“Dear Alexei, it’s been a year that darkness has fallen upon us – and yet, your ideas and your determination give us strength,” read a letter placed on opposition leader Alexei Navalny’s grave on 16 February 2025, marking the one-year anniversary of his death.
That day, more than 5,300 people attended the Borisovskoye Cemetery in Moscow where he is buried, according to the Beliy Schetchik (White Counter) movement. Despite temperatures reportedly dropping to a frosty -8 degrees Celsius, Navalny supporters waited in line outside the cemetery to pay their respects.
Artist and musician Yaroslav Smolev was one of the attendees. He told Index: “By joining in, not only did we get a chance to feel that we’re among like-minded people, but we also showed the [rest of the] Russian society what matters to us.”
In the days following Navalny’s death last year, Smolev spoke to Index for the first time. He had been arrested for staging a solo protest in support of the opposition leader in the centre of St Petersburg. Around that time, hundreds of mourners were being detained across the country, namely for laying flowers at improvised memorials.

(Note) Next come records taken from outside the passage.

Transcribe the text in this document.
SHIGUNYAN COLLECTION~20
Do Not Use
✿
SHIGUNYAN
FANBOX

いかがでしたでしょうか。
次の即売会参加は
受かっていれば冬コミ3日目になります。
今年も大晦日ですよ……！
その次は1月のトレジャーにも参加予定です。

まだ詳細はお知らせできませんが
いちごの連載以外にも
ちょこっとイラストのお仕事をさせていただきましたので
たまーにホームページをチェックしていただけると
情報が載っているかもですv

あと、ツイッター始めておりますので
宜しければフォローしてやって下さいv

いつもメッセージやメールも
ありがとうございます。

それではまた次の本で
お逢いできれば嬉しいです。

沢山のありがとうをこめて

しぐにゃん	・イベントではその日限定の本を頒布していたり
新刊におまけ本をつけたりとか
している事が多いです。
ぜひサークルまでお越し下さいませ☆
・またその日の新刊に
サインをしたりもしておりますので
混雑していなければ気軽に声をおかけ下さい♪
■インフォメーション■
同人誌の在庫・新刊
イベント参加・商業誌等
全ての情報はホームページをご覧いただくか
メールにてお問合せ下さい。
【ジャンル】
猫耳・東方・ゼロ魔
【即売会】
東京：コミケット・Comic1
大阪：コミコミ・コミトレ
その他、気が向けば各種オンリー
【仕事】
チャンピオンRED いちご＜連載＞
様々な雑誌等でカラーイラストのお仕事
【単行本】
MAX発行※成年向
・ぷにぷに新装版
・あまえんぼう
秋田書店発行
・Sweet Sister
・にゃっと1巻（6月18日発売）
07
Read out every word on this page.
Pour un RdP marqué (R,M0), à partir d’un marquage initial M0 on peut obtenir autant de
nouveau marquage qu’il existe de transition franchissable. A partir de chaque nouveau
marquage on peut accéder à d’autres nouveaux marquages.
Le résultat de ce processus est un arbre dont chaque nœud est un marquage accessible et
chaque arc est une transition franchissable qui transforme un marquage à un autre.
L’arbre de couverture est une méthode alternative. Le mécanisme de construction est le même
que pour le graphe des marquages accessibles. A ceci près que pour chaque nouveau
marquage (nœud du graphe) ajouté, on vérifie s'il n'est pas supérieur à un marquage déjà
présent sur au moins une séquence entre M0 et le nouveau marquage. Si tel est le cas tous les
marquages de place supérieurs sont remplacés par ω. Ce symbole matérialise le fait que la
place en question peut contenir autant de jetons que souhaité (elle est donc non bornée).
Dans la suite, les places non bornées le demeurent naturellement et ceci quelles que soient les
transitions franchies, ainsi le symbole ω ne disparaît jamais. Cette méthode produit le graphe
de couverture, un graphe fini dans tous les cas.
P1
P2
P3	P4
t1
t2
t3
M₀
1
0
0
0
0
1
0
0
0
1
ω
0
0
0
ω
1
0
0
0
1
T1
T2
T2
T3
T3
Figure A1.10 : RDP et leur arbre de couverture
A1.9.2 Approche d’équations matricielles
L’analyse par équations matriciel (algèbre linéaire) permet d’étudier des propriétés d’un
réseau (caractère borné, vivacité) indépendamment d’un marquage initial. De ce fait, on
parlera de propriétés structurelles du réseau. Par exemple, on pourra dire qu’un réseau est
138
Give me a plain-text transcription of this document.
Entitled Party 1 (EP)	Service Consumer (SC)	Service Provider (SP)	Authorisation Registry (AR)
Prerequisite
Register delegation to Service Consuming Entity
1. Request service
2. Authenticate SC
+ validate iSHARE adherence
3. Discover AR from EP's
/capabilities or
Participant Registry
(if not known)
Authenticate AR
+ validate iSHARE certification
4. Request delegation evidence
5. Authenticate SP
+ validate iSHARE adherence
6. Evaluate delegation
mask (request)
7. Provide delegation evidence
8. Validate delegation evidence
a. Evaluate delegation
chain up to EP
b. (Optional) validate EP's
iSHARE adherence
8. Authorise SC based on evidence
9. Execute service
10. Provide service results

Even so, people have returned to these locations this year to honour Navalny’s memory – and were predictably punished. According to the rights group OVD-Info, on the anniversary of Navalny’s death, at least 26 people were detained. In the city of Volgograd, for example, Alexander Yefimov from the Yabloko opposition party was jailed for 14 days for bringing flowers and a photo of Navalny to a memorial and placing them at a monument dedicated to victims of Soviet-era repression.
Carrying portraits of Putin’s main opponent – and even signs with his name on – became illegal after Navalny and his movement were declared “extremist” in 2021 and 2022.
For Smolev, Navalny is a role model who enabled him to overcome his fears. “He spoke with police officers in a natural and straightforward manner,” Smolev said. “There was not even a hint of fear in his behavior.” Smolev stressed that if it weren’t for Navalny, he would have never joined many peaceful protests, starting in 2017.
He added that if Navalny hadn’t gone as far as sacrificing his life “for his values and his ideals”, “the general public might not have realised that his lifelong battle was, in fact, heartfelt”. He was alluding to Navalny’s return to Russia in 2021 from Germany after recovering from a poisoning he blamed on the Kremlin.
For Nadezhda Skochilenko – the mother of former Russian political prisoner and Index award winner Aleksandra Skochilenko – Navalny’s death caused “much pain”. Above all, she told Index, she thinks of him as “the son of his mother”, Lyudmila Navalnaya.
When Navalny died, Aleksandra was in jail. She had been sentenced to seven years in a penal colony for replacing supermarket pricing labels with anti-war messages. She was ultimately released as part of a prisoner exchange last summer.
Asked if the news of Navalny’s death increased her fear for the safety of political prisoners like her daughter, Nadezhda responded: “I’m too well-informed about what’s going on [in Russian] prisons. I’m frightened for everyone [who’s incarcerated] from the moment they’re arrested.”
She said that people die in jails, in pre-trial detention, and even during arrest. In 2024, eight political prisoners perished; one of them was pianist Pavel Kushnir, who spoke out against the Russian invasion of Ukraine.
Over the past year, the pressure on political prisoners has increased, Nadezhda said. They are placed in solitary confinement “more frequently and for longer periods of time”. In these tiny punishment cells, people are not allowed to lie down during the day, among other restrictions.
To make matters worse, in many cases, proper medical treatment is not provided to political prisoners – a fact that “the authorities no longer try to conceal”, Nadezhda said. She is also concerned that minors accused of “terrorism” in politically-motivated cases are placed in pre-trial detention, instead of on house arrest.
She added that “on a regular basis” dissidents are denied access to letters sent by their supporters. Nevertheless, people keep writing to them – “the most useful and safest act [of resistance] within reach of everyone”, according to Smolev.
Despite the pressure of the authorities, supporters and families of jailed dissidents battle with prison administrations over human rights abuses. They also attend court hearings when they can – while some are still open to the public, many political trials are now closed, especially the ones of dissidents charged with treason, Nadezhda explained.
But acts of resistance “cannot be entirely suppressed”, she said – “hence “[Putin’s] regime responds with even more severe crackdown on dissent”.